Ralph LaRossa, President of PSE&G, presented an overview of what was done prior to the storm, what issues had to be dealt with during the storm and what courses of action are being considered after the fact.
“We brought in tree trimmers even before the storm, and did major trimming around infrastructures such as hospitals and we brought in hundreds of lineman from all over the US,” said LaRossa. PSE&G also freed up regular crews by completing routine work early, shipping in major loads of supplies and preparing substations against flooding.
However, most of these measures did not stand up to the conditions brought about by Superstorm Sandy.

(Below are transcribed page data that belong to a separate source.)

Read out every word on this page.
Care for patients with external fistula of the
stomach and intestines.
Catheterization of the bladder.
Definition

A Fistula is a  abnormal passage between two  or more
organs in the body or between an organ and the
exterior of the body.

“The only thing the forecast got right was the amount of rain. Winds were predicted at up to 65 miles-per-hour and they came through at over 90-miles-an hour; the storm surge we were expecting was between three and six feet and our highest point was actually 13 and a half feet. It was this storm surge that did most of the damage.”
LaRossa then outlined the origins of many of the issues faced by towns in the aftermath of the storm.

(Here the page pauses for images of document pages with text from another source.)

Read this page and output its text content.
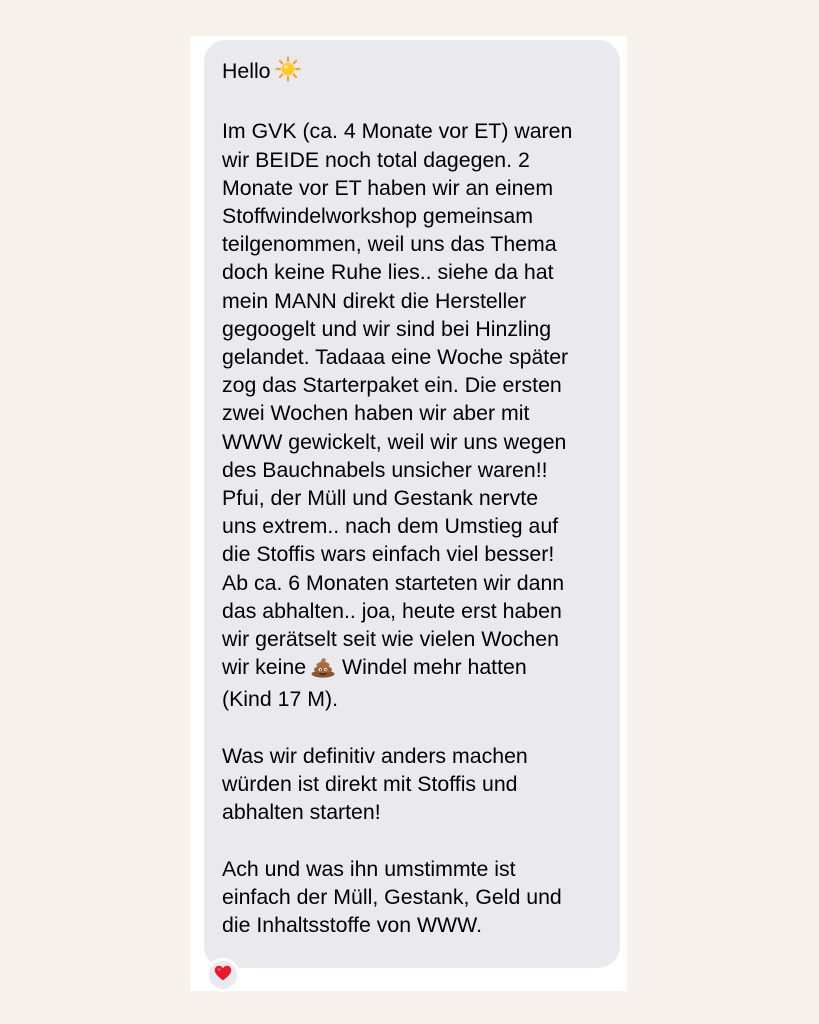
Hello

Im GVK (ca. 4 Monate vor ET) waren
wir BEIDE noch total dagegen. 2
Monate vor ET haben wir an einem
Stoffwindelworkshop gemeinsam
teilgenommen, weil uns das Thema
doch keine Ruhe lies.. siehe da hat
mein MANN direkt die Hersteller
gegoogelt und wir sind bei Hinzling
gelandet. Tadaaa eine Woche später
zog das Starterpaket ein. Die ersten
zwei Wochen haben wir aber mit
WWW gewickelt, weil wir uns wegen
des Bauchnabels unsicher waren!!
Pfui, der Müll und Gestank nervte
uns extrem.. nach dem Umstieg auf
die Stoffis wars einfach viel besser!
Ab ca. 6 Monaten starteten wir dann
das abhalten.. joa, heute erst haben
wir gerätselt seit wie vielen Wochen
wir keine Windel mehr hatten
(Kind 17 M).

Was wir definitiv anders machen
würden ist direkt mit Stoffis und
abhalten starten!

Ach und was ihn umstimmte ist
einfach der Müll, Gestank, Geld und
die Inhaltsstoffe von WWW.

“Our call center was without power for two days, we had thousands of lineman from all over the country who were reporting in at 11 pm at night with paper reports," said LaRossa. "These had to be collected, entered into the system and a report generated that would show what work needed to be done for the next day.”
The underlying issue was that the flooding of so many major substations made it impossible to bring power back on line quickly. The question on everyone’s lips was: “Why was not more done to protect these substations?”
LaRossa gave the history of the substations, in that there were built over 100 years ago next to where industry was booming – near the rivers. This now presents the choice of either moving or raising these substations. While PSE&G is exploring many options, there is no one obvious solution and no matter what is done it will involve major changes to infrastructure with the ensuing high price tag.